Diakopto seems to have come out of nowhere, but already with over 30 companies using your debugging platform. What’s the backstory?
When we first introduced our ParagonX tool in 2018, we were pleasantly overwhelmed by the high level of interest from our early customers. And very quickly, the word spread to other engineers and other companies and we have more and more customers evaluating and signing up. We are pleased to see customers using ParagonX for different foundries, process nodes, design styles, and design applications: SerDes, image sensors, data converters, PLLs, memories, low-power IoT, AR/VR, wireless/RF and many more.
Again, having a tool that is designed for unparalleled ease-of-use and that requires virtually no training or support enables a rapid adoption of ParagonX across a broad section of the industry.
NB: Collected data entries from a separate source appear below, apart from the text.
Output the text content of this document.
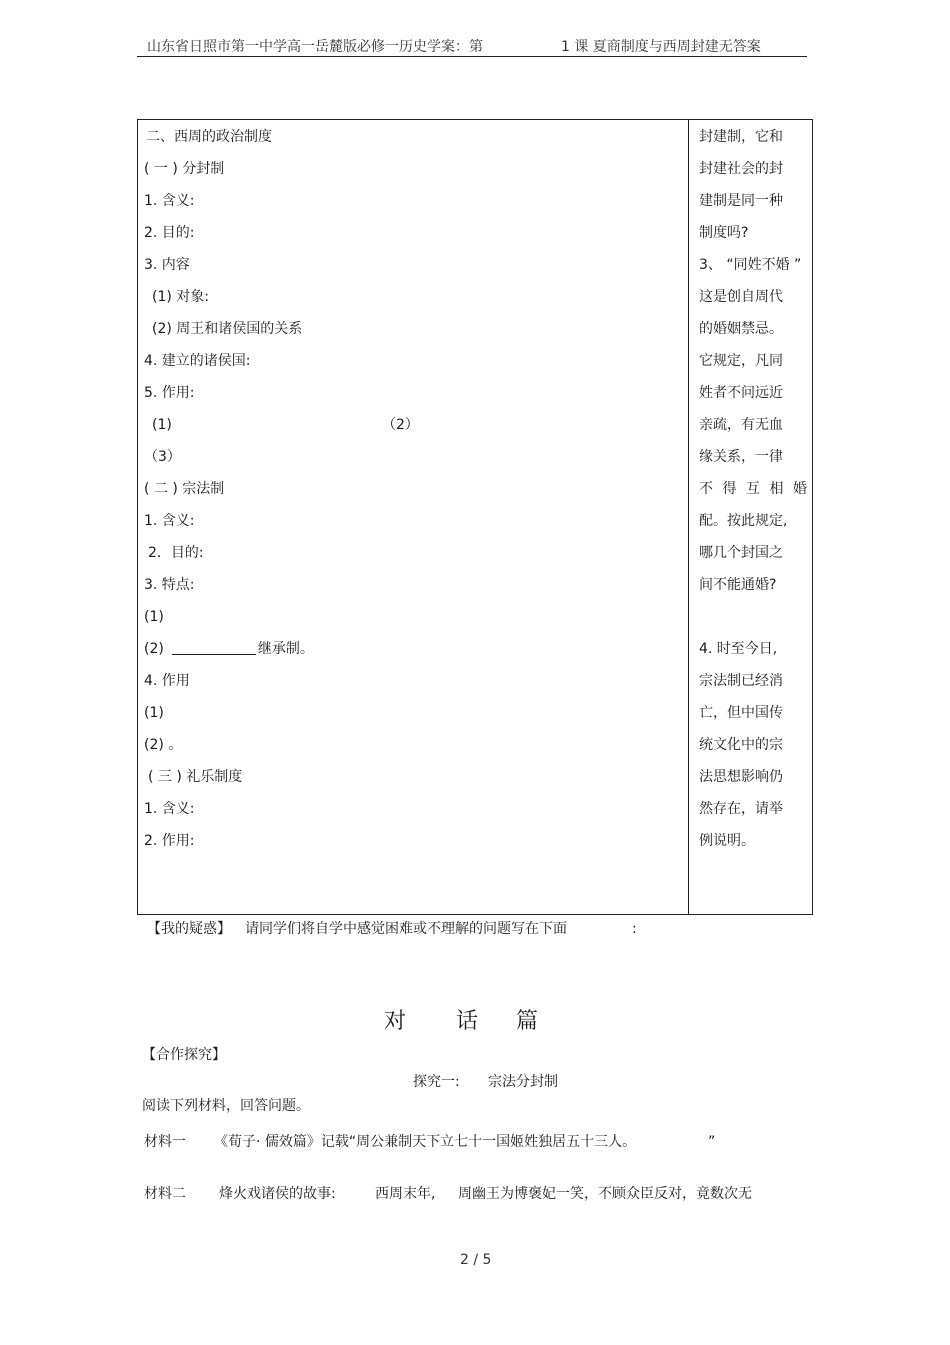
山东省日照市第一中学高一岳麓版必修一历史学案：第	1 课 夏商制度与西周封建无答案
二、西周的政治制度
( 一 ) 分封制
1. 含义:
2. 目的:
3. 内容
(1) 对象:
(2) 周王和诸侯国的关系
4. 建立的诸侯国:
5. 作用:
(1)	（2）
（3）
( 二 ) 宗法制
1. 含义:
2．目的:
3. 特点:
(1)
(2)	继承制。
4. 作用
(1)
(2) 。
( 三 ) 礼乐制度
1. 含义:
2. 作用:
封建制，它和
封建社会的封
建制是同一种
制度吗?
3、 “同姓不婚 ”
这是创自周代
的婚姻禁忌。
它规定，凡同
姓者不问远近
亲疏，有无血
缘关系，一律
不 得 互 相 婚
配。按此规定,
哪几个封国之
间不能通婚?
4. 时至今日,
宗法制已经消
亡，但中国传
统文化中的宗
法思想影响仍
然存在，请举
例说明。
【我的疑惑】 请同学们将自学中感觉困难或不理解的问题写在下面	:
对 话 篇
【合作探究】
探究一: 宗法分封制
阅读下列材料，回答问题。
材料一 《荀子· 儒效篇》记载“周公兼制天下立七十一国姬姓独居五十三人。	”
材料二 烽火戏诸侯的故事:	西周末年, 周幽王为博褒妃一笑，不顾众臣反对，竟数次无
2 / 5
Once our customers validated that this is indeed the case, we felt comfortable that we could broaden our reach to the thousands of semiconductor design teams out there that we have not yet tapped into and without compromising the user experience.
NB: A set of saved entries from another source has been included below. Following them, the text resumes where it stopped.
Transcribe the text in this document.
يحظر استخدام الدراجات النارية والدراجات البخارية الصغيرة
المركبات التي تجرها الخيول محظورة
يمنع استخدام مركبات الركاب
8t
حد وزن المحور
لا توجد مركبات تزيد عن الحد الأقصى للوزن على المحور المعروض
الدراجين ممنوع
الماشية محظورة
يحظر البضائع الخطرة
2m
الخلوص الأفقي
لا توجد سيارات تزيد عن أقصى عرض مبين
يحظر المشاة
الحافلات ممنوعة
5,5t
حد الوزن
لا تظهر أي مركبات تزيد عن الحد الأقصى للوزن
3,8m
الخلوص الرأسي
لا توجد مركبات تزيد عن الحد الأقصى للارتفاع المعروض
Where do you see Diakopto going from here?
We are very excited about our future. Not only have we seen the adoption of ParagonX grow exponentially over the last couple of years, we are also seeing a significant uptick in the frequency and expansion of use at our customer base. Many customers have embraced and made ParagonX part of their standard flow and methodology for IC design and debugging. We have a healthy pipeline of companies currently evaluating ParagonX and we believe they will soon join our global community of customers.
We are equally encouraged by the strong tailwinds that will continue to fuel our growth. There are several key market trends that driving the increasing need for our solutions:
Hyperscale data centers
5G wireless
AI/ML
IoT and sensors
AR/VR
Autonomous vehicles
These market trends are in turn driving the need for (1) higher speed circuits, (2) higher precision circuits, and (3) broad industry migration to advanced process technologies – all 3 of which lead to the exponentially increasing severity of parasitic effects on chip PPA and time-to-market.
What makes me even more enthusiastic is the new products that we are bringing to market to address adjacent opportunities while staying rooted in our founding principles. We will be announcing some of the new products over the coming 12 months.